Language-Enhanced Latent Representations for Out-of-Distribution Detection in Autonomous Driving
Zhenjiang Mao, Dong-You Jhong, Ao Wang, Ivan Ruchkin
TL;DR
The paper tackles the challenge of out-of-distribution detection in autonomous driving by introducing language-enhanced latent representations that allow user-defined, language-guided anomaly detection. It leverages CLIP to compute cosine similarities between image embeddings and text embeddings derived from natural-language prompts, and it combines this language signal with conventional latent encodings. A Gamma-distribution-based thresholding scheme is used to separate in-distribution from out-of-distribution inputs, with extensive simulations showing that anomalous-language prompts can yield the strongest improvements, especially when language features are integrated with standard latent representations using an optimal length ratio (~1:3).
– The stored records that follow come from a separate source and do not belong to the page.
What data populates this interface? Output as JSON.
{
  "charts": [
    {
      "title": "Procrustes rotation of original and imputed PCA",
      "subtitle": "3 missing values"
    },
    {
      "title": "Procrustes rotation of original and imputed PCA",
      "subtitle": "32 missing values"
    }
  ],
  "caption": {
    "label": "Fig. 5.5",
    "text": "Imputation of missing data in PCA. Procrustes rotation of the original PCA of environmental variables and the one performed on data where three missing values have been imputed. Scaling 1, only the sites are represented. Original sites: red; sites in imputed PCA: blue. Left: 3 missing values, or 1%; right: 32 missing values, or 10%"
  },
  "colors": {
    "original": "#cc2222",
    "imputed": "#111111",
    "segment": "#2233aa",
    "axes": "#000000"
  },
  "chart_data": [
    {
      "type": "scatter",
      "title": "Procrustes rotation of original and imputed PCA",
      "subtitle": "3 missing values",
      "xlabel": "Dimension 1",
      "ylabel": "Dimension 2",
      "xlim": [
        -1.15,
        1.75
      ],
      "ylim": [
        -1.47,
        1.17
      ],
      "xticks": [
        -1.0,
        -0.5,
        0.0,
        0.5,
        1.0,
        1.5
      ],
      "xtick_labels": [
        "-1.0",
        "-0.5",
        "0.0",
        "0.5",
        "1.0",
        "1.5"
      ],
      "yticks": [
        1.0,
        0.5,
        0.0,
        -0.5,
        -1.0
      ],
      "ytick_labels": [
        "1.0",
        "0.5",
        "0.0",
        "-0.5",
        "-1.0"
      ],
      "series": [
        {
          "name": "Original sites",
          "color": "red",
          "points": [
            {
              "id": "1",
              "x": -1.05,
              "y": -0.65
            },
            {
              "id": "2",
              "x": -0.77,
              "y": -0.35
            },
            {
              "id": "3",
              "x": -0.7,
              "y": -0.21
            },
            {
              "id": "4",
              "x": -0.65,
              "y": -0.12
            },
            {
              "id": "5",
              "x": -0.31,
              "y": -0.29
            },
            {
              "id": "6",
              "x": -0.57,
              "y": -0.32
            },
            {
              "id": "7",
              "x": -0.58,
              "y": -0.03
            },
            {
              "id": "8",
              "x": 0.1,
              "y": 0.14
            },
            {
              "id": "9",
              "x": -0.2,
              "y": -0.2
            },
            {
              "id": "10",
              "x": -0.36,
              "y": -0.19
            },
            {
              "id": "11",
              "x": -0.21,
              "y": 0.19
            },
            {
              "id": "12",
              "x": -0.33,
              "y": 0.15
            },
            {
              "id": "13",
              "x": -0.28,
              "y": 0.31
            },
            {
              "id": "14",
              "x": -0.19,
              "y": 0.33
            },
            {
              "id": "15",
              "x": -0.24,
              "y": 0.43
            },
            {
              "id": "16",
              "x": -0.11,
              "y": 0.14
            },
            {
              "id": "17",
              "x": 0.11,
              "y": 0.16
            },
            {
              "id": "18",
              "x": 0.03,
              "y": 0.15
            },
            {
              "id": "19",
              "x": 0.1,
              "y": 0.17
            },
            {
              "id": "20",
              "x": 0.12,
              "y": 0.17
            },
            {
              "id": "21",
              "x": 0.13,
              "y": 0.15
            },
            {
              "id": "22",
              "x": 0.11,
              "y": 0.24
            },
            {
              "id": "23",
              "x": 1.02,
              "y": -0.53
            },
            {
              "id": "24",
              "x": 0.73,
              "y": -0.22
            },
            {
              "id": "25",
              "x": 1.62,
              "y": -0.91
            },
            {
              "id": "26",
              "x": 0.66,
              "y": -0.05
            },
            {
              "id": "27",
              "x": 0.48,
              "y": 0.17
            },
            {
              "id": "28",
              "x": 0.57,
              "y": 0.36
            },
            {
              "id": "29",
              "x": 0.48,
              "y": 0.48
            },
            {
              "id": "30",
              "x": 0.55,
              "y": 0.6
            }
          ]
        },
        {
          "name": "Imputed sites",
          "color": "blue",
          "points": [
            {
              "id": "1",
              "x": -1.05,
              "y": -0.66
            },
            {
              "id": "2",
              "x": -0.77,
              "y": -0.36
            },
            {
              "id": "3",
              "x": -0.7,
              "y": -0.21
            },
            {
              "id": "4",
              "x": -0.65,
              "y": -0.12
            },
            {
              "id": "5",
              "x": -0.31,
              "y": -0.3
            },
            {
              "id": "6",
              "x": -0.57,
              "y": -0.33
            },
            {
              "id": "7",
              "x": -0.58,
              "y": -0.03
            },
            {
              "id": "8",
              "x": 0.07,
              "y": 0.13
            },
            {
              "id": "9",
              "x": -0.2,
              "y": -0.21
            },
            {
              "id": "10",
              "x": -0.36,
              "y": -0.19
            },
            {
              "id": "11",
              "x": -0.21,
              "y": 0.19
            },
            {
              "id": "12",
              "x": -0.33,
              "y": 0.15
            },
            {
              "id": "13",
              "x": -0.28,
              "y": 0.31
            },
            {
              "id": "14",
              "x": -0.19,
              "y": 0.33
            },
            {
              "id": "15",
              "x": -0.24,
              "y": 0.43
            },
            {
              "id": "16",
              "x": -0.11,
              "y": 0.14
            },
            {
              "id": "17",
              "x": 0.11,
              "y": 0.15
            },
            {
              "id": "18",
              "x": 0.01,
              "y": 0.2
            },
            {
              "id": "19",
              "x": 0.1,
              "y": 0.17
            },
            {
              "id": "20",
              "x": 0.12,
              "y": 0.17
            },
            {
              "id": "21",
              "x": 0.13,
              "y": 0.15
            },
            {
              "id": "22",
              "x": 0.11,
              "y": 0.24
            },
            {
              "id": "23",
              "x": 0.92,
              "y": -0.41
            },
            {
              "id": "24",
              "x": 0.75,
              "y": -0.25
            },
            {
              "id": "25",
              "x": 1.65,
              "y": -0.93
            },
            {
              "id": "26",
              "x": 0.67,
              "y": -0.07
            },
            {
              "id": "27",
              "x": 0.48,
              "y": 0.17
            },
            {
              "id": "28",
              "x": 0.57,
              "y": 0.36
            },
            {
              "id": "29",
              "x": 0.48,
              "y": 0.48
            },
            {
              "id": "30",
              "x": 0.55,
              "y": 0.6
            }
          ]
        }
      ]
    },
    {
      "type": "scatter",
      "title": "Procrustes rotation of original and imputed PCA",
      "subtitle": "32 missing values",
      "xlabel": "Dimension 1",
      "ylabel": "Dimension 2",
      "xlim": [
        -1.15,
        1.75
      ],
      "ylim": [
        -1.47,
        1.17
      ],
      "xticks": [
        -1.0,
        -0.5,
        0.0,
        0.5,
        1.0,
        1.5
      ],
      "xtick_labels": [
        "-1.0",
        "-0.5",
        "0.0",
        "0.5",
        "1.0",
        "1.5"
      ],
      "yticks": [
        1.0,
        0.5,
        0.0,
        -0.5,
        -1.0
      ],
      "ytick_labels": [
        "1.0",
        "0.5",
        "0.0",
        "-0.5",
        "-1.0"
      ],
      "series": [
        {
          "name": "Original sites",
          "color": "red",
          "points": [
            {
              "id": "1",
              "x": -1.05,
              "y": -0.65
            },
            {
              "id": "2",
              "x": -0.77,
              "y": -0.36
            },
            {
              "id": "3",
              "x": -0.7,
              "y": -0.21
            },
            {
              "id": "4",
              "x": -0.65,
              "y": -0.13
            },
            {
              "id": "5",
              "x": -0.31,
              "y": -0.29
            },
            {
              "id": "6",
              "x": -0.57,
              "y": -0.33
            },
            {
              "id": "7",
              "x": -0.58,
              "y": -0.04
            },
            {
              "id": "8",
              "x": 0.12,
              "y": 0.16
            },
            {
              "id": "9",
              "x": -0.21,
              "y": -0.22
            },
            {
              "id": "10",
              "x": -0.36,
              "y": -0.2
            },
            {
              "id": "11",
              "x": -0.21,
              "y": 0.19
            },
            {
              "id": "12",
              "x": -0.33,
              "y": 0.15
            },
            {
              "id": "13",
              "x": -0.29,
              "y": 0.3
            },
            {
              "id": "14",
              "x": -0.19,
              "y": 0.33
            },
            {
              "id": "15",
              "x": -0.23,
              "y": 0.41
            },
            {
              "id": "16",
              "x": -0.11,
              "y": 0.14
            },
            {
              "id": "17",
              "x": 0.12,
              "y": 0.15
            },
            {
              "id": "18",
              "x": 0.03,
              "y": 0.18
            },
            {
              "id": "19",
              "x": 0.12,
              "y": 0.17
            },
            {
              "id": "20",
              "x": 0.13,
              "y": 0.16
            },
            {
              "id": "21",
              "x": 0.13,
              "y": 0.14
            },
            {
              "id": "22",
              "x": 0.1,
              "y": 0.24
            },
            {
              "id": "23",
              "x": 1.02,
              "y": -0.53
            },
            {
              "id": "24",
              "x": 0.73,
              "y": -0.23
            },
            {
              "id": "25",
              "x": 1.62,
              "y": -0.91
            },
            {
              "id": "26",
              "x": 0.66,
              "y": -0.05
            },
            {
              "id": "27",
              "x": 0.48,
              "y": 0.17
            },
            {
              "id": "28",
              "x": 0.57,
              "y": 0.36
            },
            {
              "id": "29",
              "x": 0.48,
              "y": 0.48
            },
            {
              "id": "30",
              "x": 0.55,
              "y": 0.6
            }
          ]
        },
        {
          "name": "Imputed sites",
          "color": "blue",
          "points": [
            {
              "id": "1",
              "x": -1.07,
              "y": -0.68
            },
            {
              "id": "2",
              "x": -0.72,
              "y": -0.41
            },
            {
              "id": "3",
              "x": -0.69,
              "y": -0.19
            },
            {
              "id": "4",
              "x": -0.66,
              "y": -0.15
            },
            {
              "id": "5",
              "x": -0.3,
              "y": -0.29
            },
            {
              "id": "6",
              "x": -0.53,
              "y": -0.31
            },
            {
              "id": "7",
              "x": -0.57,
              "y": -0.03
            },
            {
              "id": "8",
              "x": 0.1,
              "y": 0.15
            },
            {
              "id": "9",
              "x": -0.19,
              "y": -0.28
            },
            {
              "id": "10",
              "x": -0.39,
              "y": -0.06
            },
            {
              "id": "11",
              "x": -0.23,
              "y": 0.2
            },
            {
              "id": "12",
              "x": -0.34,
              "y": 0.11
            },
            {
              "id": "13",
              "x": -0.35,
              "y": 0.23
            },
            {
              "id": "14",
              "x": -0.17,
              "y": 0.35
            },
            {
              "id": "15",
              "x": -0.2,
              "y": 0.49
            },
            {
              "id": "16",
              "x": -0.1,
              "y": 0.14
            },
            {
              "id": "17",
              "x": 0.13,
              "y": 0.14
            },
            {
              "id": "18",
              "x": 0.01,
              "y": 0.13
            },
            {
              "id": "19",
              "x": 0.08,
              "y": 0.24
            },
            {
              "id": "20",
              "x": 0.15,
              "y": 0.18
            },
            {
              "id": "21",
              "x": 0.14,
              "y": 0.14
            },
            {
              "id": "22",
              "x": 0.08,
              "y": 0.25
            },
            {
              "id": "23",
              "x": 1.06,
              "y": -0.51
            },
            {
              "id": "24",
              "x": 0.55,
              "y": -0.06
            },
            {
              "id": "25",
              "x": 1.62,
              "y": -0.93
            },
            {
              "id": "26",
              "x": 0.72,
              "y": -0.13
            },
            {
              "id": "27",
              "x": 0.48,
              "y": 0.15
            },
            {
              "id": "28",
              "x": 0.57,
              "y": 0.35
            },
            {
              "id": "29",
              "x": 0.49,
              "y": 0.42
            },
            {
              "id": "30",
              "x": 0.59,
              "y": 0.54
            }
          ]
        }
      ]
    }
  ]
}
The work demonstrates that language-driven latent representations can increase transparency and user control in OOD detection for driving systems, paving the way for interactive, prompt-based anomaly focus in real-world perception pipelines.
Abstract
Out-of-distribution (OOD) detection is essential in autonomous driving, to determine when learning-based components encounter unexpected inputs. Traditional detectors typically use encoder models with fixed settings, thus lacking effective human interaction capabilities. With the rise of large foundation models, multimodal inputs offer the possibility of taking human language as a latent representation, thus enabling language-defined OOD detection. In this paper, we use the cosine similarity of image and text representations encoded by the multimodal model CLIP as a new representation to improve the transparency and controllability of latent encodings used for visual anomaly detection. We compare our approach with existing pre-trained encoders that can only produce latent representations that are meaningless from the user's standpoint. Our experiments on realistic driving data show that the language-based latent representation performs better than the traditional representation of the vision encoder and helps improve the detection performance when combined with standard representations.